I can see that outsourcing has its benefits. I feel that talent management is very important within IT and the skills that I would have are better served focusing on strategic projects for our business.
Recently, we worked with a managed print service called Bytek and they looked after consolidating our printers. That freed up a huge amount of man-hours for ourselves; it freed our team to act as programme managers for our hosted UC project. Even though printing is important for our business, it was non-core. We would have done the same thing with our telecoms and our WAN. Outsourcing has its place and it lets you use the valued resources to focus on the strategic area
What can you tell us about the contactless payment programme you’ve started – how extensive is it, and how much of a technical challenge was it to get up and running?
My focus up to now has been to make sure that the technology has to be contactless-payment-ready. We have a large estate of retailers using different systems and working with different merchant banks. We have focused on streamlining and our preferred merchant partner CBE has put in the EPOS solution. It’s just taking time and focus to get that going. It’s progressing well, but it’s a large-scale project that will take time and effort to make happen.
It seems technology is playing a big role in how BWG manages its stores and attracts customers – what implication does that have for your job? Are you becoming more involved in early business discussions, for example?
Very much so. I think a head of IT at this point has to be very commercially aware and always anticipating change and challenges.
I’m part of the BWG executive team listening to the projects and challenges that are coming our way, and thinking of solutions for them. It’s a very exciting job and I’m never bored.
How much of your own role involves being hands-on with the technology, and how much of it is at a higher level, more focused on business strategy?
I’m very much focused on business strategy and on technology solutions that will enable the business. It’s been very good. As BWG have been progressive they’ve been very supportive of initiatives that we’ve brought to the company.
I’m an engineer by trade and went through network infrastructure. I’ve always enjoyed and loved technology but I can see now working more with the business.
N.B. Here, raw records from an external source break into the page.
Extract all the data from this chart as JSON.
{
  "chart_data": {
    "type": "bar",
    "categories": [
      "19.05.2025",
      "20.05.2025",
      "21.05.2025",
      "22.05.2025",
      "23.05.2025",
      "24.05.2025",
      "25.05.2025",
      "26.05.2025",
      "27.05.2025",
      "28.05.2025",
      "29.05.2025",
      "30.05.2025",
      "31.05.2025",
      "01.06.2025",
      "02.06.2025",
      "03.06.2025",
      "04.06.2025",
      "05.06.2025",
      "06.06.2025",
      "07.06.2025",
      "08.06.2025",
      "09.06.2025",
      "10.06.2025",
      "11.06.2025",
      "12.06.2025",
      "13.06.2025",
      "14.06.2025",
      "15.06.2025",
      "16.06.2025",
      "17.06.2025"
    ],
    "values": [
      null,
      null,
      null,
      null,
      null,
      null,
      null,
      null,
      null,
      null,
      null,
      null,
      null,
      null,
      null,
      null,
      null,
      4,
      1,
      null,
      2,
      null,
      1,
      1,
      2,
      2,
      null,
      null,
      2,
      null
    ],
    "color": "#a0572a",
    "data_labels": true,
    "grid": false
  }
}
It’s extremely gratifying to see the business benefits it yields when you come up with a solution.
From a retail point of view, or just an IT operations perspective, what are the technologies that really interest you right now?
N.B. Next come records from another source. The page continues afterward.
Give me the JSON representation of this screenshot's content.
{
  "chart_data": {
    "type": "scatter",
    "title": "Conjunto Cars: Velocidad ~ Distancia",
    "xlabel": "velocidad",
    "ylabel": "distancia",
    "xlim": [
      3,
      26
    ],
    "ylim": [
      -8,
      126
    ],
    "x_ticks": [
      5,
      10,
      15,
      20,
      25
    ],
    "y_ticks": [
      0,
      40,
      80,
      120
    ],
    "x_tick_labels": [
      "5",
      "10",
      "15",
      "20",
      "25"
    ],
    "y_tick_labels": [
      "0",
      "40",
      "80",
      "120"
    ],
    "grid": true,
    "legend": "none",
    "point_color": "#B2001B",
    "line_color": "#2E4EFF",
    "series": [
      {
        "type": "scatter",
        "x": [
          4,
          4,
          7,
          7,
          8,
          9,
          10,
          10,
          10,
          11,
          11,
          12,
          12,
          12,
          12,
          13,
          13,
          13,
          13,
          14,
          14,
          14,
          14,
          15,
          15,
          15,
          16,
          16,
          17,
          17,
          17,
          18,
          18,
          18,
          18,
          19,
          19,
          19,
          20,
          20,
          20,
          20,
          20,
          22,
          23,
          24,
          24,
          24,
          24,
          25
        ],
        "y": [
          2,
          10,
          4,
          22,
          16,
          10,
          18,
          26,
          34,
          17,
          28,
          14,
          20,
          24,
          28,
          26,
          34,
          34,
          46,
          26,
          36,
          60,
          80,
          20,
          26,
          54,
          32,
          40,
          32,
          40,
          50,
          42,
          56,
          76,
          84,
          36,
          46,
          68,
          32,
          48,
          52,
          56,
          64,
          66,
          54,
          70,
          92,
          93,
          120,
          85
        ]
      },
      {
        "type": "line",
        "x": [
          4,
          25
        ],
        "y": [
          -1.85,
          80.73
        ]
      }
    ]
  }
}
If I was wearing two hats and just looking at retail, payment technology is of big interest. Keeping an eye on how the mobile payments space will evolve will be interesting.
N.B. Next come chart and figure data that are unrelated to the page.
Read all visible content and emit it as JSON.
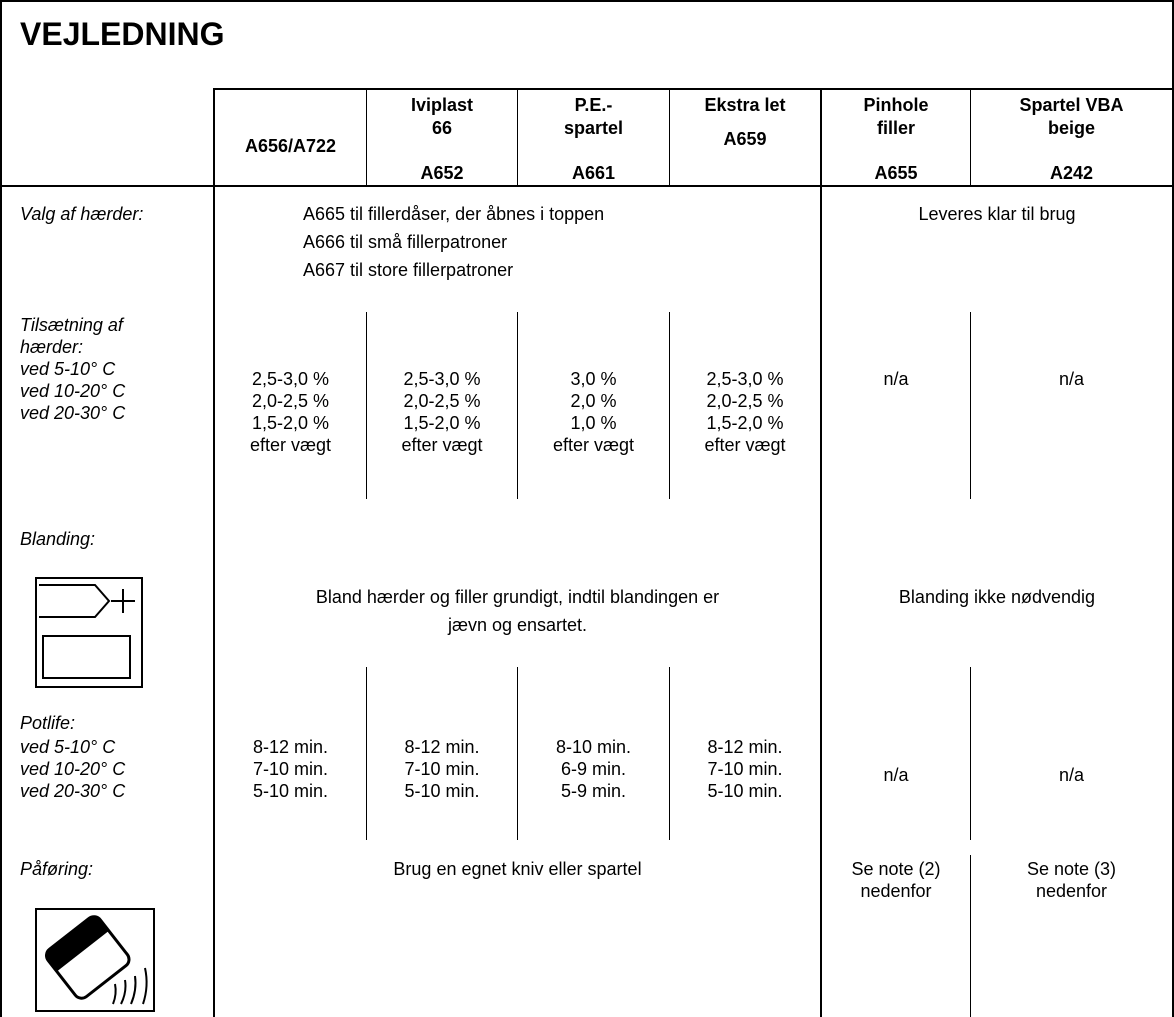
{
  "title": "VEJLEDNING",
  "columns": [
    {
      "lines": [
        "A656/A722"
      ],
      "code": ""
    },
    {
      "lines": [
        "Iviplast",
        "66"
      ],
      "code": "A652"
    },
    {
      "lines": [
        "P.E.-",
        "spartel"
      ],
      "code": "A661"
    },
    {
      "lines": [
        "Ekstra let"
      ],
      "code": "A659"
    },
    {
      "lines": [
        "Pinhole",
        "filler"
      ],
      "code": "A655"
    },
    {
      "lines": [
        "Spartel VBA",
        "beige"
      ],
      "code": "A242"
    }
  ],
  "rows": {
    "hardener_choice": {
      "label": "Valg af hærder:",
      "lines": [
        "A665 til fillerdåser, der åbnes i toppen",
        "A666 til små fillerpatroner",
        "A667 til store fillerpatroner"
      ],
      "ready": "Leveres klar til brug"
    },
    "addition": {
      "label": [
        "Tilsætning af",
        "hærder:"
      ],
      "temps": [
        "ved   5-10° C",
        "ved 10-20° C",
        "ved 20-30° C"
      ],
      "values": [
        [
          "2,5-3,0 %",
          "2,0-2,5 %",
          "1,5-2,0 %",
          "efter vægt"
        ],
        [
          "2,5-3,0 %",
          "2,0-2,5 %",
          "1,5-2,0 %",
          "efter vægt"
        ],
        [
          "3,0 %",
          "2,0 %",
          "1,0 %",
          "efter vægt"
        ],
        [
          "2,5-3,0 %",
          "2,0-2,5 %",
          "1,5-2,0 %",
          "efter vægt"
        ]
      ],
      "na_pinhole": "n/a",
      "na_spartel": "n/a"
    },
    "mixing": {
      "label": "Blanding:",
      "lines": [
        "Bland hærder og filler grundigt, indtil blandingen er",
        "jævn og ensartet."
      ],
      "not_needed": "Blanding ikke nødvendig",
      "icon": "mixing-icon"
    },
    "potlife": {
      "label": "Potlife:",
      "temps": [
        "ved   5-10° C",
        "ved 10-20° C",
        "ved 20-30° C"
      ],
      "values": [
        [
          "8-12 min.",
          "7-10 min.",
          "5-10 min."
        ],
        [
          "8-12 min.",
          "7-10 min.",
          "5-10 min."
        ],
        [
          "8-10 min.",
          "6-9 min.",
          "5-9 min."
        ],
        [
          "8-12 min.",
          "7-10 min.",
          "5-10 min."
        ]
      ],
      "na_pinhole": "n/a",
      "na_spartel": "n/a"
    },
    "application": {
      "label": "Påføring:",
      "text": "Brug en egnet kniv eller spartel",
      "note_pinhole": [
        "Se note (2)",
        "nedenfor"
      ],
      "note_spartel": [
        "Se note (3)",
        "nedenfor"
      ],
      "icon": "spatula-icon"
    }
  }
}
On the day job, I’m a huge fan of instant messaging and we have a desktop application where we would look at our sales figures every week. Instead of using PowerPoint, we are using a desktop sharing application. I’m a huge fan of all the tools to make us work smarter – for example, I’m rolling out a wiki to the whole IT department.
Do you think trends like cloud and automation are removing a lot of the spadework in running an IT department?
I think that trend will go more and more [in that direction] but there still will be an element of keeping core systems and core knowledge in-house and deciding what is core for a business and what is no core. The cloud element will definitely cover the non-core side for us.
From a technology perspective, we have successfully consolidated a business process that was previously distributed; it’s in the cloud – which removes the infrastructure overhead of our IT systems and support, and it’s outsourced with our key technology partner who covers all 24 x 7 support and software developments. This e-business portal really ticked the boxes of consolidation, cloud and outsourcing and shows when there’s the right business project and fit, that it can work.
So will you choose public, private or hybrid cloud?
It’s horses for courses for everybody’s unique business. For us, it’s definitely a hybrid. Cloud and outsourcing have a place where there’s the right business fit, and running of other systems need to stay in-house.